New York’s first Chinese restaurant opened in the 1880’s when the Chinese Exclusion Act limited the number of Chinese immigrants in the city. But when the immigration quota was lifted in 1968, Chinese people flooded into New York (many from San Francisco) and they continued to bring their culture and dumplings with them. Since then the Chinese population has grown so much in New York that there are now three major Chinatown hubs in the NYC area (we all know Canal Street, but there’s also Sunset Park in Brooklyn and Flushing in Queens). In fact, New York’s Chinese population is the largest outside of Asia.
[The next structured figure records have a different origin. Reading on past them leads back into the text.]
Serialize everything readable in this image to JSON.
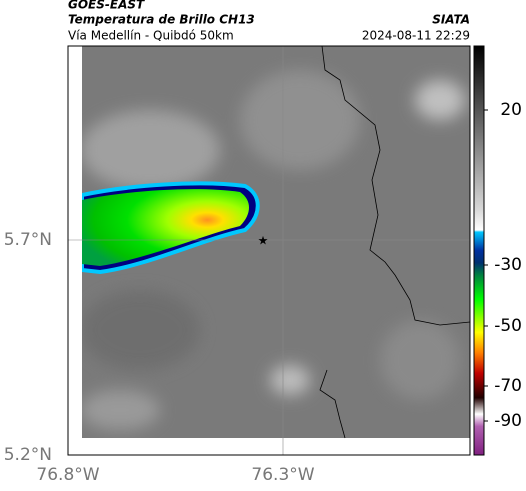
{
  "header": {
    "left_title": "GOES-EAST",
    "left_subtitle": "Temperatura de Brillo CH13",
    "left_caption": "Vía Medellín - Quibdó 50km",
    "right_subtitle": "SIATA",
    "right_caption": "2024-08-11 22:29"
  },
  "map": {
    "y_ticks": [
      "5.7°N",
      "5.2°N"
    ],
    "x_ticks": [
      "76.8°W",
      "76.3°W"
    ]
  },
  "colorbar": {
    "ticks": [
      "20",
      "-30",
      "-50",
      "-70",
      "-90"
    ]
  }
}
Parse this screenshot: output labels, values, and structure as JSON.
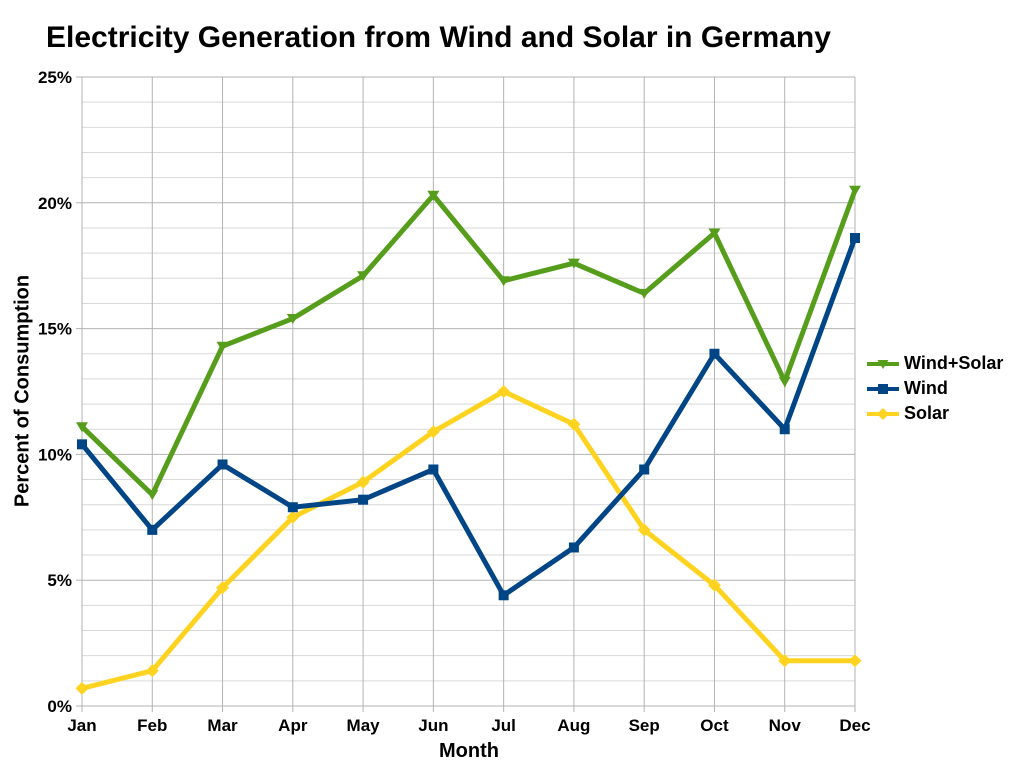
{
  "title": "Electricity Generation from Wind and Solar in Germany",
  "chart_data": {
    "type": "line",
    "title": "Electricity Generation from Wind and Solar in Germany",
    "xlabel": "Month",
    "ylabel": "Percent of Consumption",
    "categories": [
      "Jan",
      "Feb",
      "Mar",
      "Apr",
      "May",
      "Jun",
      "Jul",
      "Aug",
      "Sep",
      "Oct",
      "Nov",
      "Dec"
    ],
    "y_tick_labels": [
      "0%",
      "5%",
      "10%",
      "15%",
      "20%",
      "25%"
    ],
    "ylim": [
      0,
      25
    ],
    "y_major_step": 5,
    "y_minor_step": 1,
    "grid": true,
    "legend_position": "right",
    "series": [
      {
        "name": "Wind+Solar",
        "marker": "triangle-down",
        "color": "#579d1c",
        "values": [
          11.1,
          8.4,
          14.3,
          15.4,
          17.1,
          20.3,
          16.9,
          17.6,
          16.4,
          18.8,
          12.9,
          20.5
        ]
      },
      {
        "name": "Wind",
        "marker": "square",
        "color": "#004586",
        "values": [
          10.4,
          7.0,
          9.6,
          7.9,
          8.2,
          9.4,
          4.4,
          6.3,
          9.4,
          14.0,
          11.0,
          18.6
        ]
      },
      {
        "name": "Solar",
        "marker": "diamond",
        "color": "#ffd320",
        "values": [
          0.7,
          1.4,
          4.7,
          7.5,
          8.9,
          10.9,
          12.5,
          11.2,
          7.0,
          4.8,
          1.8,
          1.8
        ]
      }
    ],
    "colors": {
      "grid_minor": "#d9d9d9",
      "grid_major": "#b3b3b3",
      "axis": "#b3b3b3",
      "text": "#000000",
      "background": "#ffffff"
    }
  }
}
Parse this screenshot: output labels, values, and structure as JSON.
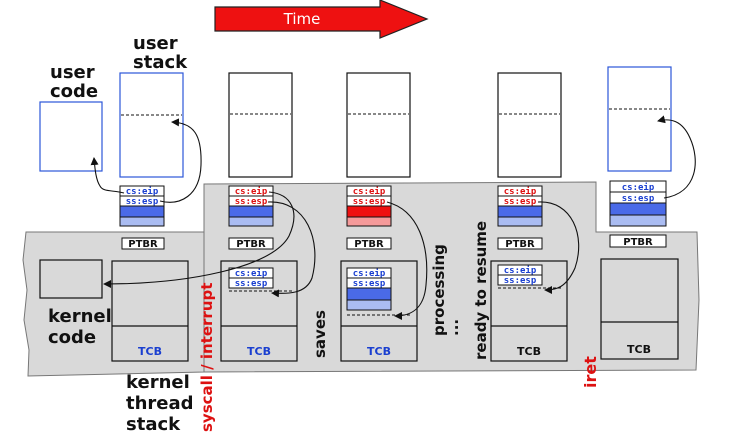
{
  "header": {
    "time_label": "Time"
  },
  "labels": {
    "user_code": [
      "user",
      "code"
    ],
    "user_stack": [
      "user",
      "stack"
    ],
    "kernel_code": [
      "kernel",
      "code"
    ],
    "kernel_thread_stack": [
      "kernel",
      "thread",
      "stack"
    ],
    "syscall": "syscall / interrupt",
    "saves": "saves",
    "processing": "processing",
    "ellipsis": "...",
    "ready": "ready to resume",
    "iret": "iret"
  },
  "frame": {
    "cs_eip": "cs:eip",
    "ss_esp": "ss:esp",
    "ptbr": "PTBR",
    "tcb": "TCB"
  },
  "colors": {
    "arrow_red": "#ee1111",
    "text_red": "#dd1111",
    "text_blue": "#1a3fd0",
    "box_blue": "#2b56d8",
    "band_blue": "#4a6ae8",
    "band_light_blue": "#aabcf2",
    "band_red": "#ee1111",
    "band_light_red": "#f59a9a",
    "kernel_gray": "#d9d9d9"
  }
}
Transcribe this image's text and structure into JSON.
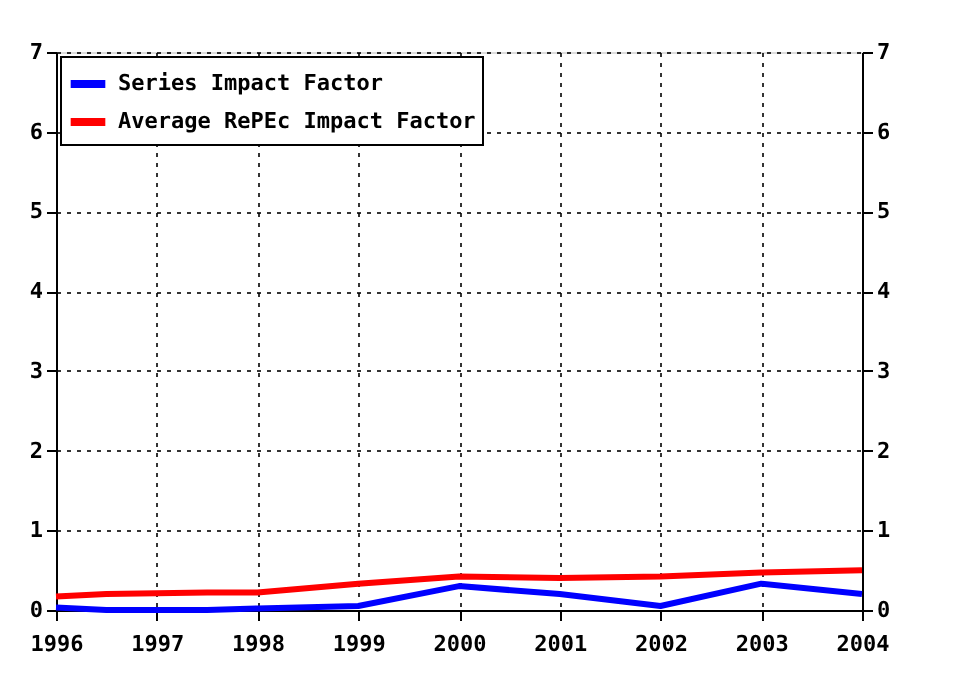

Strangely, American Chinese food has metamorphosized into new dishes like General Tso’s chicken, pu pu platters, and crab rangoon. However, one of the few authentic Chinese dishes Americans are familiar and comfortable with are the dumplings. And while they weren’t created in New York, this is the city where you can easily ignore those generically named take-out shops and find some delicious dumplings in a land that makes you feel like you’re in a foreign country – that feeling that can only happen in New York.
So bring on the soup dumplings, the potstickers, the wontons. As long as it’s Chinese inspired and New York made, I’m going to shut up and… Eat This!